The Black-Eyed Children (2025)


REVIEWER RATING: 
7/10

DIRECTOR:


It takes immense talent to pull off (basically) a “one-man show” let alone a 70-minute film based on supernatural forces in the deliverance of mute children with stoic faces, black eyes and an air of creepiness in an isolated forest camp. But welcome to Camp St. Beatrice!  

Claire Russell (Hungarian actress, Kata Kuna) is an inquisitive psychology student who lands a dream job – autumn camp counselor at St. Beatrice which specializes in caring for special needs children, orphans, etc. With an inclination of helping and learning some additional tools she can apply to her case studies, Claire is excited to begin this new journey. However, the campgrounds prove to be anything new. Upon her arrival, the compound is completely desolate and abandoned. Curiously, her first overwhelming sensation is the familiarity. Has she been here before?  

While the young woman explores the grounds, she discovers several toys dispersed in the leaves, dozens of drawings pinned to walls and more scattered throughout the bunks which seem to lead her from one room to the next like a crumb trail. Claire follows these clues with a notion that children must be nearby given all this material laying around and continues to survey the place. She opens each door with heart-stomping fear and trepidation as her dread grows – Claire is all alone, scared and extremely confused.  

It's impossible not to resonate with her fright, especially after discovering some sketch books reminiscent of “Evil Dead” vibes. Each page escalates Claire’s terror, and she reaches out to the camp director, Donahue (along with others whose phone numbers were found on old applications.) Putting the pieces together, it’s beginning to unfold that Claire Russell has entered an unsafe dimension where children who used to play freely have since disappeared and have now returned in darkness holding uncertain secrets. Parents are still reporting and searching for their beloved kids for decades now and that becomes most alarming…where exactly IS Claire?  

Through her panic attacks, hesitation and shock, she heeds the warnings being delivered through the books, the 20+ year old Nokia phone which is miraculously charged and an old thumb drive left for her by Donahue (another incredulous performance by Bill Oberst, Jr). His startling blue eyes on screen are marked by devastation in contrast to these black-eyed children whom he holds himself in contempt for the complacency with (what he deems) ‘the untouchables’. Once again, the scene stealer shedding his insight over this unbelievable perplexity.

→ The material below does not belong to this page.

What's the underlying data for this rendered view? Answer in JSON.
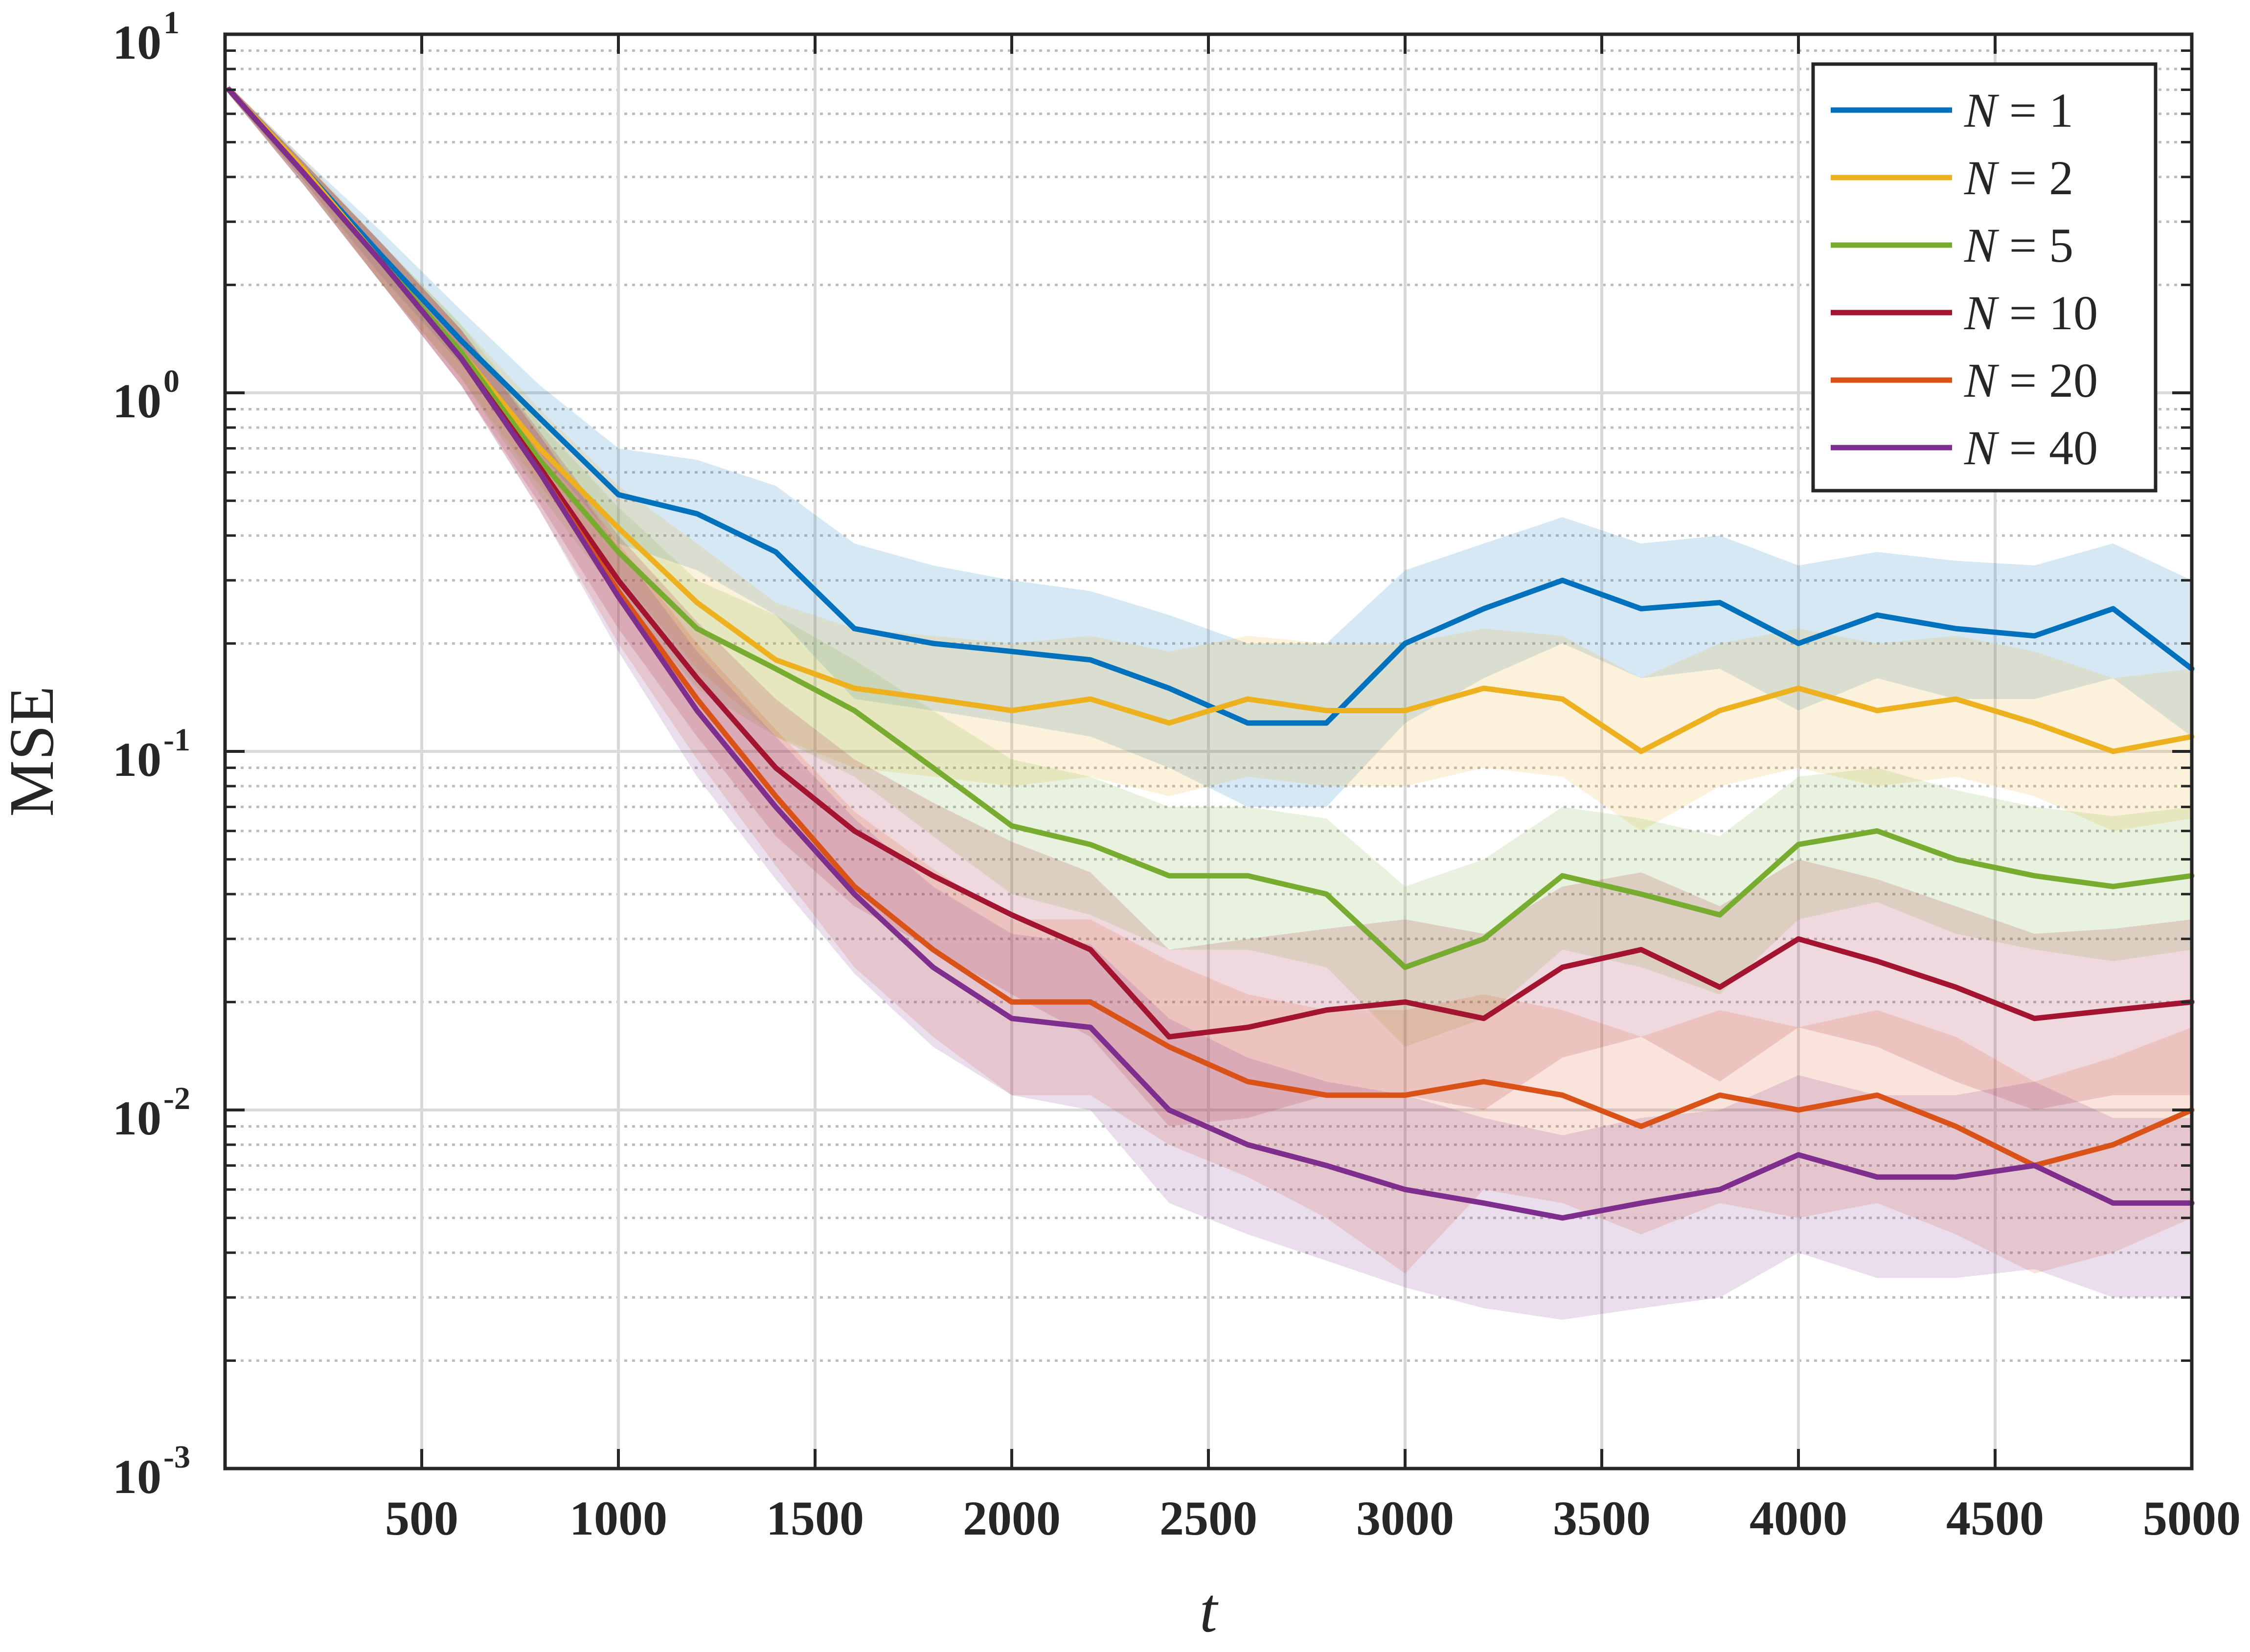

The Black-Eyed Children is visceral look into an exploratory area of phenomena that has yet to become clearly understood. Their ideology of children’s experimentation to reveal a new gateway into the lights of the sky becomes convoluted within the warnings to avoid making eye contact, or allowing them in. The biggest question asked and still remains at the end of this eerie atmospheric film: Who holds the answers to these mysteries? I sure would love to know myself.

OVERALL: 
Kuna is entrancing as the confused and terrorized Claire Russell. While she records every movement throughout the haunted-like campsite, her humor pokes its way into the hopelessness with sudden exclamations: “What the ‘Children of the Corn’ is going on around here?” and my personal favorite, “For the love of fuck!” I happily took her explorative tour and ultimately, her personal connection to St. Beatrice beside the black-eyed children who surround her. While Oberst’s Donahue proves to be a believer via his transparent soliloquy, the sadness encompasses his once spirited soul and leaves Claire with his hopes of a confrontation with the untouchables. There is a lost simplicity within the context of The Black-Eyed Children. I hope all these pending questions are resolved in the sequel!